Walter Hill’s The Warriors

Today I watched Walter Hill’s The Warriors (1979)

the-warriors

The titular Warriors are one of New York’s many colourful street gangs in a dystopian near future overrun with wayward youth.  They have gathered to hear the revolutionary Cyrus speak at a park on the other side of town, but when Cyrus is assassinated blame falls upon the warriors and they must high tail it back to safe territory at Coney Island.  This is a film that certainly celebrates being on the wrong side of the law, which may rub some audiences the wrong way, but I find it interesting how this film explores the lives of people in a dystopian society without exploring the nature of the dystopia, and this is most certainly made possible by the character’s existing in the underworld.

This is a very stylish action/thriller that delivers a roller coaster of exciting scenes and sequences. Despite the main characters spending most of the film running away, it manages to be very entertaining.

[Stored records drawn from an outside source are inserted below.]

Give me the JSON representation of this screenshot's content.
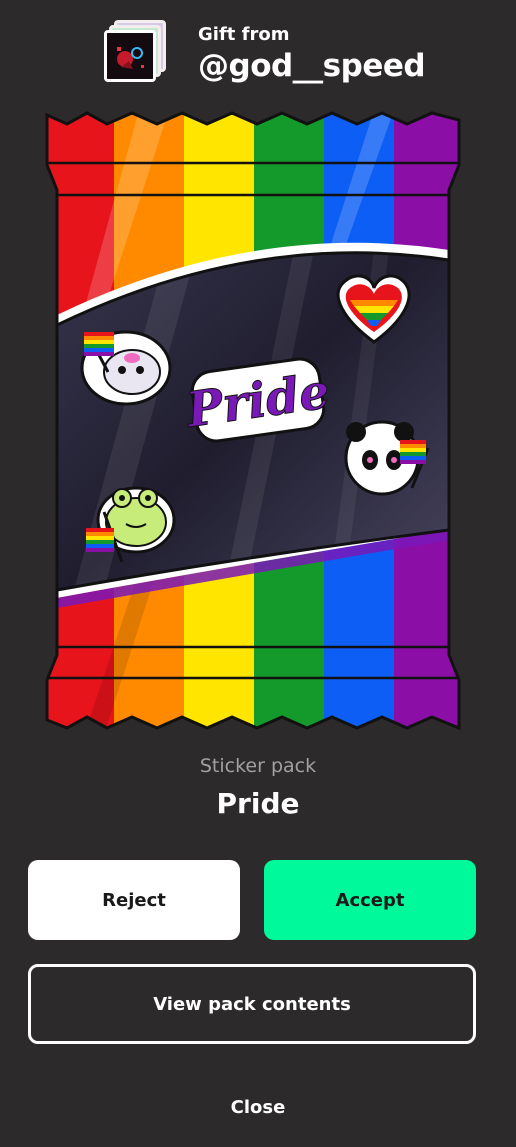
{
  "header": {
    "gift_from_label": "Gift from",
    "sender_handle": "@god__speed"
  },
  "pack": {
    "wrapper_stripe_colors": [
      "#e8141b",
      "#ff8a00",
      "#ffe500",
      "#139a2a",
      "#0d5ef5",
      "#8b0fa6"
    ],
    "logo_text": "Pride",
    "stickers": [
      "flag-ghost-sticker",
      "heart-sticker",
      "pride-logo-sticker",
      "panda-sticker",
      "frog-sticker"
    ]
  },
  "details": {
    "type_label": "Sticker pack",
    "name": "Pride"
  },
  "actions": {
    "reject_label": "Reject",
    "accept_label": "Accept",
    "view_contents_label": "View pack contents",
    "close_label": "Close"
  },
  "colors": {
    "background": "#2c2a2b",
    "accept": "#00f99b",
    "subtle_text": "#a3a0a1"
  }
}
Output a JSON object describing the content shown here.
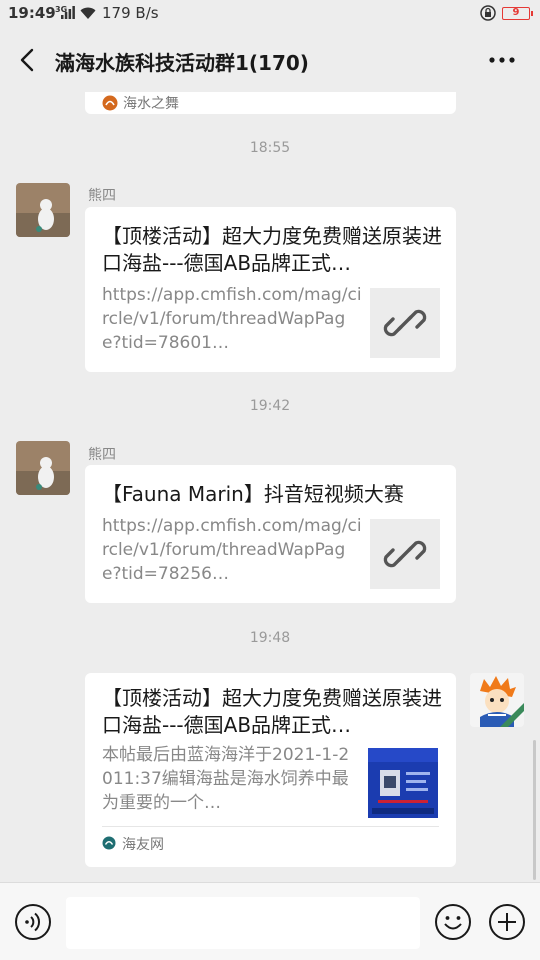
{
  "status_bar": {
    "time": "19:49",
    "signal_label": "3G",
    "speed": "179 B/s",
    "battery": "9",
    "icons": [
      "signal-icon",
      "wifi-icon",
      "lock-icon",
      "battery-icon"
    ]
  },
  "header": {
    "title": "滿海水族科技活动群1(170)",
    "back_icon": "back-arrow-icon",
    "more_icon": "more-icon"
  },
  "chat": {
    "top_partial_source": "海水之舞",
    "messages": [
      {
        "timestamp": "18:55",
        "sender": "熊四",
        "card_title": "【顶楼活动】超大力度免费赠送原装进口海盐---德国AB品牌正式…",
        "card_desc": "https://app.cmfish.com/mag/circle/v1/forum/threadWapPage?tid=78601…",
        "thumb_icon": "link-icon"
      },
      {
        "timestamp": "19:42",
        "sender": "熊四",
        "card_title": "【Fauna Marin】抖音短视频大赛",
        "card_desc": "https://app.cmfish.com/mag/circle/v1/forum/threadWapPage?tid=78256…",
        "thumb_icon": "link-icon"
      },
      {
        "timestamp": "19:48",
        "card_title": "【顶楼活动】超大力度免费赠送原装进口海盐---德国AB品牌正式…",
        "card_desc": "本帖最后由蓝海海洋于2021-1-2011:37编辑海盐是海水饲养中最为重要的一个…",
        "source": "海友网",
        "thumb_icon": "article-thumbnail"
      }
    ]
  },
  "input_bar": {
    "voice_icon": "voice-icon",
    "emoji_icon": "emoji-icon",
    "plus_icon": "plus-icon"
  }
}
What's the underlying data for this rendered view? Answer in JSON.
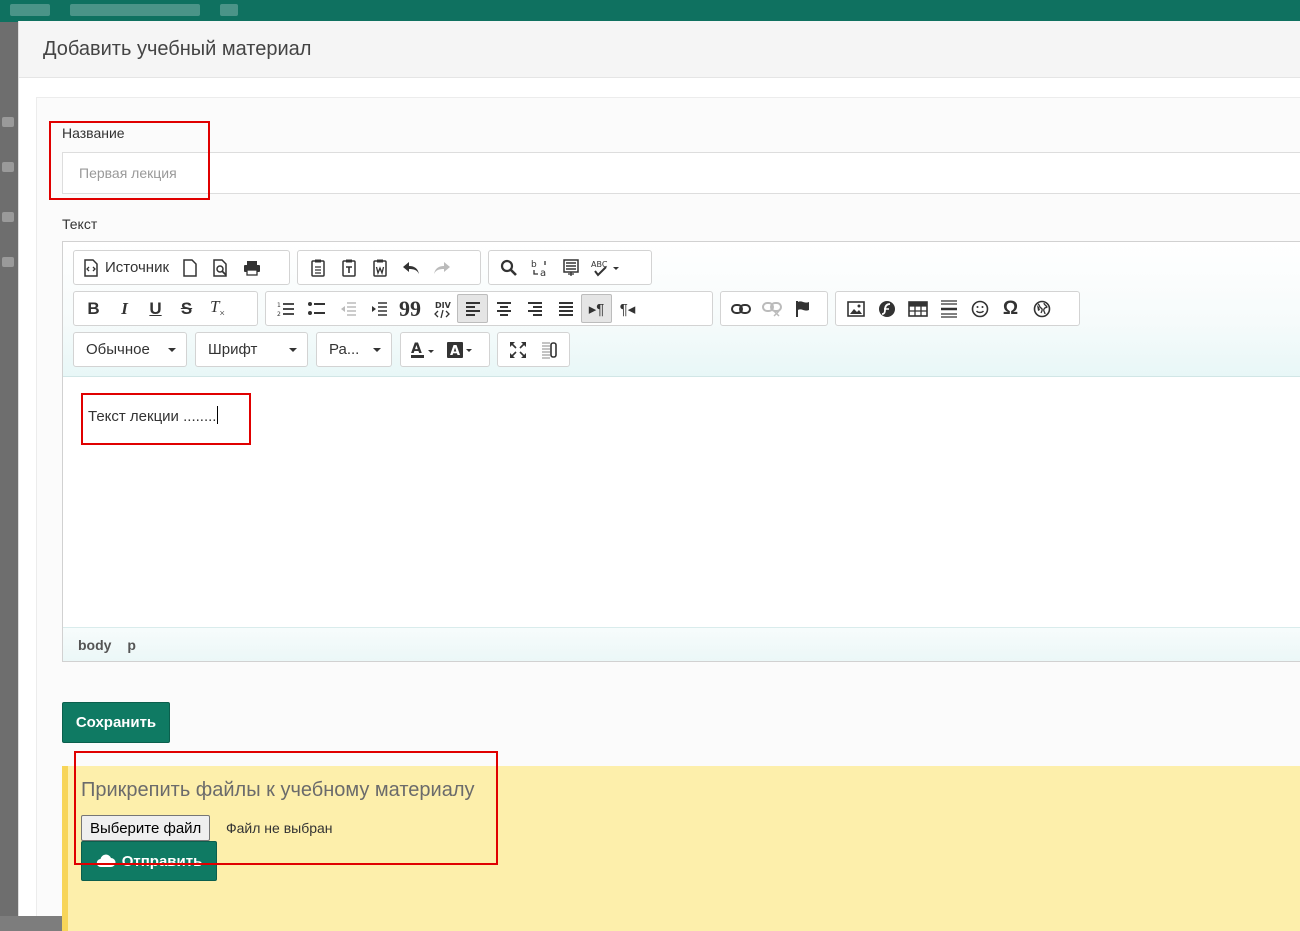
{
  "modal": {
    "title": "Добавить учебный материал"
  },
  "form": {
    "title_label": "Название",
    "title_value": "Первая лекция",
    "text_label": "Текст"
  },
  "editor": {
    "toolbar": {
      "source_label": "Источник",
      "format_combo": "Обычное",
      "font_combo": "Шрифт",
      "size_combo": "Ра..."
    },
    "content": "Текст лекции ........",
    "path": [
      "body",
      "p"
    ]
  },
  "actions": {
    "save_label": "Сохранить"
  },
  "attachments": {
    "title": "Прикрепить файлы к учебному материалу",
    "choose_file_label": "Выберите файл",
    "file_status": "Файл не выбран",
    "send_label": "Отправить"
  },
  "colors": {
    "primary": "#0f7a63",
    "attach_bg": "#fdefab",
    "attach_border": "#f7d559",
    "highlight": "#e00000"
  }
}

There is great use of sound design and score which weaves an exciting atmosphere, cross this with the visual design, which perfectly captures urban decay, and you get a really well realized world for the roller coaster to crash through.  What makes the violence stand up to films with more elaborate and brutal choreography is the sense of realism imparted by the film, mainly with the aforementioned capturing of urban decay, but also will well directed performances from a mostly amateur cast.

As a counter cultural power fantasy this film is a masterpiece, it’s colourful design and charismatic characters are infectiously fun.  While this film has suffered from the many references made to it throughout pop culture it still holds up as a good film in its own right and is much less goofy than much of it’s reputation may lead one to believe.  And the most goofy aspects, when put in context, actually come across as pretty scary in the film itself.  Though I do think some of the colourful dialogue goes a little too far (even for 1979 standards) it is still a worthy cult classic. 5/5

While it says this is the official trailer, the music sounds incredibly similar to Tangerine Dream’s soundtrack to the William Friedkin film Sorcerer, probably is.